Emekliliğe Hak Kazanma İşveren İçin Geçerli Bir Fesih Sebebi midir ?

Uygulamada emekliliğe hak kazanma olarak bilinen durum aslında Sosyal Güvenlik mevzuatına tabi olarak çalışan bir kişinin, yasada belirlenen yaş, hizmet süresi ve prim ödeme gibi koşulları taşıması halinde, Sosyal Güvenlik Kurumu tarafından kendisine maaş veya toptan ödeme bağlanması halidir. Emekliliğe hak kazanma için çalışanın iş akdini bu amaçla feshetmesi ve Kurum’a başvurması gerekir. Ancak çalışanlar daha yüksek miktarda aylık bağlanabilmesi amacı ile emekliliğe hak kazanma için iş akdini feshetmeden de çalışmaya devam edebilecekleri gibi yaşlılık aylığı almaya başlayıp çalışmaya da devam edebilirler.

Emekliliğe hak kazanma için çalışanların günümüzde belli bir yaş seviyesinin üstünde olması gerekmektedir. İşverenler açısından da emekliliğe hak kazanmış ve yaşı ilerlemiş çalışanlar ile çalışmaya devam edip etmeme konusu ise yönetim yetkisi kapsamında değerlendirilmektedir.

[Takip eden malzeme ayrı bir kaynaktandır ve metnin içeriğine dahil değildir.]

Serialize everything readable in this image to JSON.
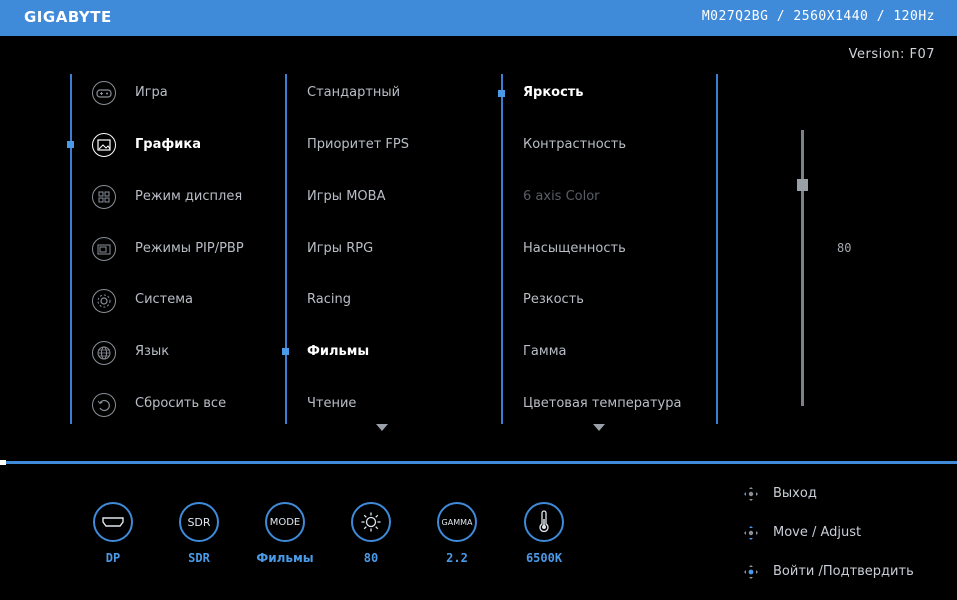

Mahkemelerce İşverenin yönetim hakkıyla işçinin korunması arasında denge sağlanmaya çalışılmaktadır. Yönetim yetkisine dayalı olarak alınan işletmesel kararın dürüstlük kuralına uygun olup olmadığı ve feshin keyfi olup olmadığı denetlenecektir. Bu kapsamda emekliliğe hak kazanma olgusunun iş akdinin feshi için geçerli bir sebep olup olmadığı değerlendirilecektir.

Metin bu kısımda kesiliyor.